Hariri menyoroti minimnya pengembalian aset korupsi meskipun banyak kasus ditangani. 

“Banyaknya kasus korupsi yang ditangani seolah hanya pertunjukan untuk terlihat hebat, tetapi pengembalian asetnya sangat minim,” ujarnya dalam keterangan tertulis, Senin (10/3/2025).

Ia mempertanyakan kinerja Komisi Pemberantasan Korupsi (KPK) dan Kejaksaan Agung (Kejagung) terkait hal ini.  Data periode 2019-2024 menunjukkan KPK telah mengembalikan aset korupsi senilai Rp 2,5 triliun lebih. 

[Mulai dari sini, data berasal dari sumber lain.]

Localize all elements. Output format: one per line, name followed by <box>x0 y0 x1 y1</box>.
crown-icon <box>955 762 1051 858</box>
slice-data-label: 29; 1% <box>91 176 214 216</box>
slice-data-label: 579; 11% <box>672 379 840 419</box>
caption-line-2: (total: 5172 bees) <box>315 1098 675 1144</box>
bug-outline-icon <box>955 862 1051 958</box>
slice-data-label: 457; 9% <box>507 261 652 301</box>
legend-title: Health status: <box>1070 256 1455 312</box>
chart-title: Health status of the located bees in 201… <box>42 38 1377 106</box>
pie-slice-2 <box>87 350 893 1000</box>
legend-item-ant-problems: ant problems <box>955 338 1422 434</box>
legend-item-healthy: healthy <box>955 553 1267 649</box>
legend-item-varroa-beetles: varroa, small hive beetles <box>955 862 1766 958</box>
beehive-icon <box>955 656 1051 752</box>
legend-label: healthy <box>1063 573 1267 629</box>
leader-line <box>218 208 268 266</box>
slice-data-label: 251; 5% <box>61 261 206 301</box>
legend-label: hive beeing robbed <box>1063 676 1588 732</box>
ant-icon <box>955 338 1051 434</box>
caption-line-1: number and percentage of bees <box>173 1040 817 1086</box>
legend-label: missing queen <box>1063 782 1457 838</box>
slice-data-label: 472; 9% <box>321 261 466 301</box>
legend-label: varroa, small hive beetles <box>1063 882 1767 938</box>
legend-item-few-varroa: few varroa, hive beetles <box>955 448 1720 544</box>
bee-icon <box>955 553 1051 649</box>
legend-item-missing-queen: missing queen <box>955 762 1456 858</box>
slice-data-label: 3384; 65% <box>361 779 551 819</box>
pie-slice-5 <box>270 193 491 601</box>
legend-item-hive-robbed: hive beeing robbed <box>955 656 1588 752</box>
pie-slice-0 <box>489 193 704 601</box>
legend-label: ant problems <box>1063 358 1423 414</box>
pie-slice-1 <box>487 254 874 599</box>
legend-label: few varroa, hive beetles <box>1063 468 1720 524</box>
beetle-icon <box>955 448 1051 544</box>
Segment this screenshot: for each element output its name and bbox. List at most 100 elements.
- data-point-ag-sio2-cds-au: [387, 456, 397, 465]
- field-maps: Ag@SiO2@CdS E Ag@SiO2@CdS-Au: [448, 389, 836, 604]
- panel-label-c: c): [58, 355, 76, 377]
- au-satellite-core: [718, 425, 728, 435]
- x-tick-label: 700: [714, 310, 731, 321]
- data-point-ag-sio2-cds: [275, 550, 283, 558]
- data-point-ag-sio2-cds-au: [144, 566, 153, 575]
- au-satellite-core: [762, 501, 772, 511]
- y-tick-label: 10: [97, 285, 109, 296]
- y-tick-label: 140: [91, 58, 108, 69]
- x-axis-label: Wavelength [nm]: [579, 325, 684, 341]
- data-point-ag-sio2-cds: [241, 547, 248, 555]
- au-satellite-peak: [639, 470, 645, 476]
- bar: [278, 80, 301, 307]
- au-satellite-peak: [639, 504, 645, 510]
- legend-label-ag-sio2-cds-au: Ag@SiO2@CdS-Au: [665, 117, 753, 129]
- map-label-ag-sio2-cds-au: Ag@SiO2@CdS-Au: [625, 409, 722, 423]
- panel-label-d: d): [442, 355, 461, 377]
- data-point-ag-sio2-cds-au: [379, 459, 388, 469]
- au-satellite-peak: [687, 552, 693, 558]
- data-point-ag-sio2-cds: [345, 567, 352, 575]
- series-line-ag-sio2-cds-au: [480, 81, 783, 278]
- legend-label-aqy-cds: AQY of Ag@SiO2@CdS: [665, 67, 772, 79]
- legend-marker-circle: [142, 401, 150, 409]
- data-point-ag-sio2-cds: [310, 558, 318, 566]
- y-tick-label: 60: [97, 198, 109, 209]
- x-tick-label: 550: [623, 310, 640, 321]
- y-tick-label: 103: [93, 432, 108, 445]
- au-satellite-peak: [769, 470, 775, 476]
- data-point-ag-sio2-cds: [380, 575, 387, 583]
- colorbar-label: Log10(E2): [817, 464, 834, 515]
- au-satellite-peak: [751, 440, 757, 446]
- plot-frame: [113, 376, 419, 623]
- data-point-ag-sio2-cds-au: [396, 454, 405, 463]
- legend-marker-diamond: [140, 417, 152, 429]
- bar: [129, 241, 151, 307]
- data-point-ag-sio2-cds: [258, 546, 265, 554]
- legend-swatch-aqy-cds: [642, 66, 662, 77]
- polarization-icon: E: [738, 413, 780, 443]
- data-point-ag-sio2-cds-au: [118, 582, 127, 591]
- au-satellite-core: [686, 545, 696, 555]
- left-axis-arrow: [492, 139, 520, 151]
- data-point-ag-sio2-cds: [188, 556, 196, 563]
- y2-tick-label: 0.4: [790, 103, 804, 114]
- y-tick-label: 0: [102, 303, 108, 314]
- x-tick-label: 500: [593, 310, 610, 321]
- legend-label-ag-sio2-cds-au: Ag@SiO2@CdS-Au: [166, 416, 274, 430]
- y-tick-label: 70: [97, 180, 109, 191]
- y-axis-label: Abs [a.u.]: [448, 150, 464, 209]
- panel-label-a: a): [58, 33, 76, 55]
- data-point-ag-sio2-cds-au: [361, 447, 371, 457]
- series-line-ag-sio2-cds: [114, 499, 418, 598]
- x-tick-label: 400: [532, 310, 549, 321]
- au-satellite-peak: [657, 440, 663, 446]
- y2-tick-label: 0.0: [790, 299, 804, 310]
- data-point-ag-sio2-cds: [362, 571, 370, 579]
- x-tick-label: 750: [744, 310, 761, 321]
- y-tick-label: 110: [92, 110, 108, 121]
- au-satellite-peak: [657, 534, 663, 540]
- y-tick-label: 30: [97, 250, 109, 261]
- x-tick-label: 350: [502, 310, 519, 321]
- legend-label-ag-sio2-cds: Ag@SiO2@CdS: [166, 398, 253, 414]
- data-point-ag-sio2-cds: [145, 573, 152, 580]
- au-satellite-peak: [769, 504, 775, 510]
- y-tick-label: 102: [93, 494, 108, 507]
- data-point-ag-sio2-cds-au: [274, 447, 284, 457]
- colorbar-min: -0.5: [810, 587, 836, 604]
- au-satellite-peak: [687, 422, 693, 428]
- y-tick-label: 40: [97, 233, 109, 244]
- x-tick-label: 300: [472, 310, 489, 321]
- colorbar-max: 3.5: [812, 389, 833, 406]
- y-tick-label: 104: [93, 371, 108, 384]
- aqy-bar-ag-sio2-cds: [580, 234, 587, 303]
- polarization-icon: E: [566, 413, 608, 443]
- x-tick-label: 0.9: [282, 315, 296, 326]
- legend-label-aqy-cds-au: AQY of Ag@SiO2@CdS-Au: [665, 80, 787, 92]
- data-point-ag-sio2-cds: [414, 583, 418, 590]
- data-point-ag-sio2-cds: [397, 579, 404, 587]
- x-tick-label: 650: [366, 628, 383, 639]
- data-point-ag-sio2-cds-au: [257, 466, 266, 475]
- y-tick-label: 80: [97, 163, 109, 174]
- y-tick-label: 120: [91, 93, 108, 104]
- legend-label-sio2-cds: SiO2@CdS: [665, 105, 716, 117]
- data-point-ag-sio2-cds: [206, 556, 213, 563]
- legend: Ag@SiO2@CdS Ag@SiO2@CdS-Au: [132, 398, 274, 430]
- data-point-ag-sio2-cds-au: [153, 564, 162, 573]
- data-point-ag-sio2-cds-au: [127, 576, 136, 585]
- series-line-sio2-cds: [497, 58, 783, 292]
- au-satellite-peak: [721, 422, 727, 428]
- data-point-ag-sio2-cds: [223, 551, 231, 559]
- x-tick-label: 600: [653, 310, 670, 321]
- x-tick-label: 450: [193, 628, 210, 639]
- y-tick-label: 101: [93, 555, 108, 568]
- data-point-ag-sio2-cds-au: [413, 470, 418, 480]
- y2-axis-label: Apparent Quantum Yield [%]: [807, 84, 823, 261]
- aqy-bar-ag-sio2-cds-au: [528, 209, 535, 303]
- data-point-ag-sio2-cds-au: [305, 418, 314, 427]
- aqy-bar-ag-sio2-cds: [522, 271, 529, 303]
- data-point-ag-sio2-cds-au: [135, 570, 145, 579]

Namun, Kejagung, yang kerap mengumumkan potensi kerugian negara besar dan penyitaan aset, jarang merilis data detail pengembalian aset korupsi.

“Minimnya data rinci pengembalian aset oleh Kejagung menjadi pertanyaan besar,” kata Hariri. 

Ia menambahkan bahwa total pengembalian aset oleh KPK dan Kejagung masih jauh dari total kerugian negara akibat korupsi.  “Hal ini wajar jika sebagian masyarakat menilai pemberantasan korupsi hanya untuk kepentingan politik,” imbuhnya.

Hariri juga menekankan tanggung jawab Kementerian Keuangan (Kemenkeu) dalam hal ini.  Sebagai bendahara negara, Kemenkeu harus transparan dalam mengumumkan penerimaan dan penggunaan aset hasil pengembalian korupsi.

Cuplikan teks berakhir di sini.